Although internet-based email is incredibly useful, it does have its problems. It's not secure by default, so you need to encrypt confidential messages. There's no automatic mechanism to find out whether a message was received or read. And perhaps most worryingly of all, it's easy to send fake mail that appears to come from, well, anyone. Hence all that spam that seems to have been sent by a collection of people with unbelievable names. If they appear to have been randomly generated, that's because they probably have.
If you need to investigate the origin of an email message, all the information that you require in order to do is right there, in the message itself, in a section called the header. Trouble is, most email programs don't display the header information by default. And even if they did, it would be difficult to understand because it's not really structured in a way that most people can comprehend.

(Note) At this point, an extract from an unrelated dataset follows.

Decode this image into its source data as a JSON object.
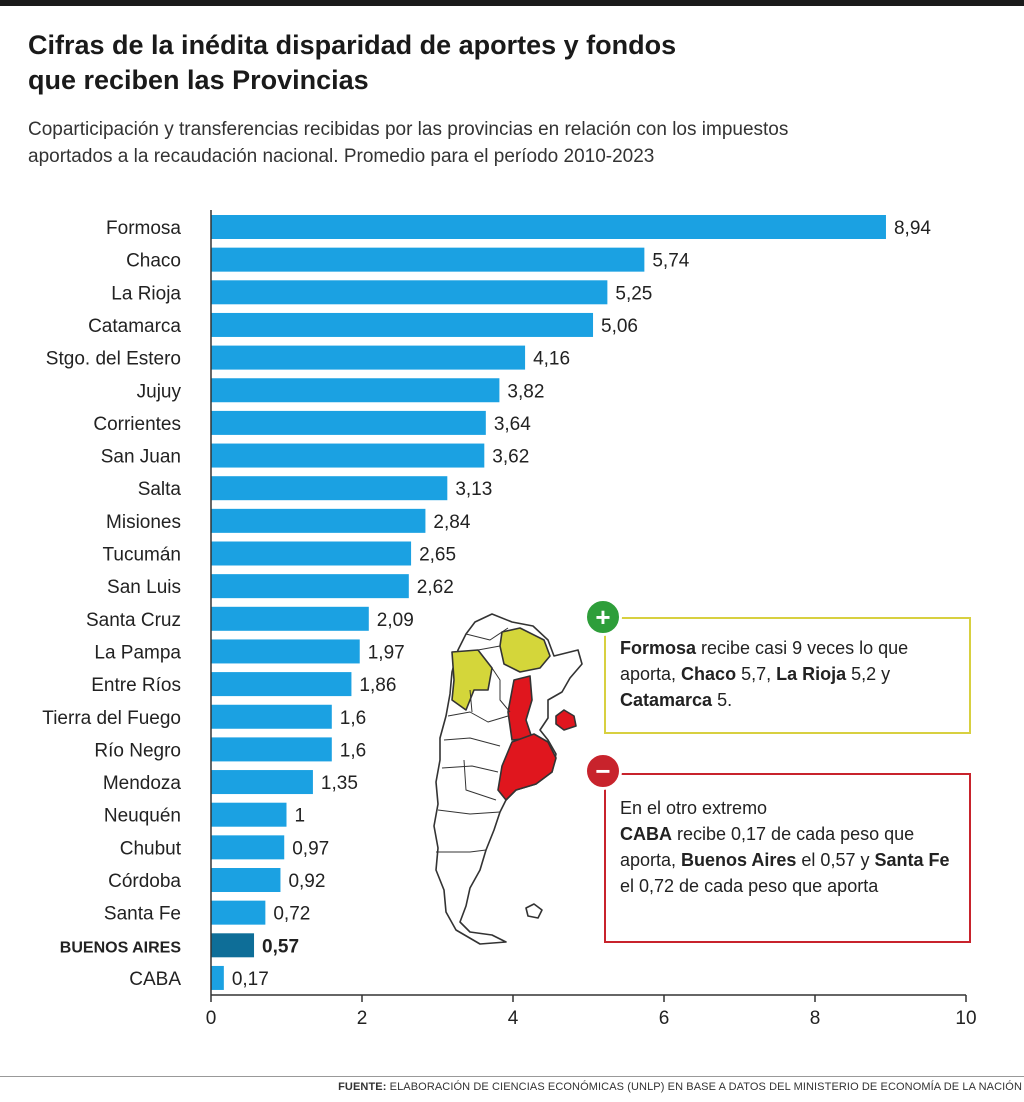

However, a free online tool makes it all very easy. If you receive an email and you need to check its authenticity, the first step is to view the headers. In the case of gmail, for example, that means choosing the Show Original option from the drop-down menu to the right of the page.
Once you've grabbed all the headers, go to http://www.levinecentral.com/mail_parse/default.aspx and paste them into the page there. Within a couple of seconds, you'll see details of the route your message took. IE, which mail server it was sent from, which one it was destined for, and any other servers that it passed through on its journey. It's a great head start in your quest to become an email detective!